The parts of this exercise outline a proof of Ore’s theorem. Suppose that G is a simple graph with n vertices, n ≥ 3, and deg(x) + deg(y) ≥ n whenever x and y are nonadjacent vertices in G. Ore’s theorem states that under these conditions, G has a Hamilton circuit.

a) Show that if G does not have a Hamilton circuit, then there exists another graph H with the same vertices as G, which can be constructed by adding edges to G such that the addition of a single edge would produce a Hamilton circuit in H. [Hint: Add as many edges as possible at each successive vertex of G without producing a Hamilton circuit.]

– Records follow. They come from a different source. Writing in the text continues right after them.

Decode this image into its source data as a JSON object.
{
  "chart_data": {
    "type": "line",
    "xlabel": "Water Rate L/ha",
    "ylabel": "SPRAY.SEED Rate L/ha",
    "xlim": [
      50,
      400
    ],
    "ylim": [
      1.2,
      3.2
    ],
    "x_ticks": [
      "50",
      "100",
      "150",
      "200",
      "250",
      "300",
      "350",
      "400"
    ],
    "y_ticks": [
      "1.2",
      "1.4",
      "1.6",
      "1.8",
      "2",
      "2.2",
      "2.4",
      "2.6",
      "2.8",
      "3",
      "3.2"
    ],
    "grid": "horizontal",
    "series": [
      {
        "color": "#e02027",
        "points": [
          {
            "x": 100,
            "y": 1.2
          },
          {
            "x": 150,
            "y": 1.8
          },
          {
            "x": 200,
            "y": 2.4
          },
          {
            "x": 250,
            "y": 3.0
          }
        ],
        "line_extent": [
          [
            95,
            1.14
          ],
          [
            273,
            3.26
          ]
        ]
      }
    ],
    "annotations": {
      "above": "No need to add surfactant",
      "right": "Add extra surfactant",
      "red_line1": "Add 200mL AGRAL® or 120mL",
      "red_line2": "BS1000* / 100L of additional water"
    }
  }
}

b) Show that there is a Hamilton path in H.

c) Let v1, v2, ..., vn be a Hamilton path in H. Show that deg(v1) + deg(vn) ≥ n and that there are at most deg(v1) vertices not adjacent to vn (including vn itself).

d) Let S be the set of vertices preceding each vertex adjacent to v1 in the Hamilton path. Show that S contains deg(v1) vertices and vn ∉ S.

e) Show that S contains a vertex vk, which is adjacent to vn, implying that there are edges connecting v1 and vk+1 and vk and vn.

f) Show that part (e) implies that v1, v2 ,…, vk–1, vk, vn, vn–1, …, vk+1,v1 is a Hamilton circuit in G. Conclude from this contradiction that Ore’s theorem holds.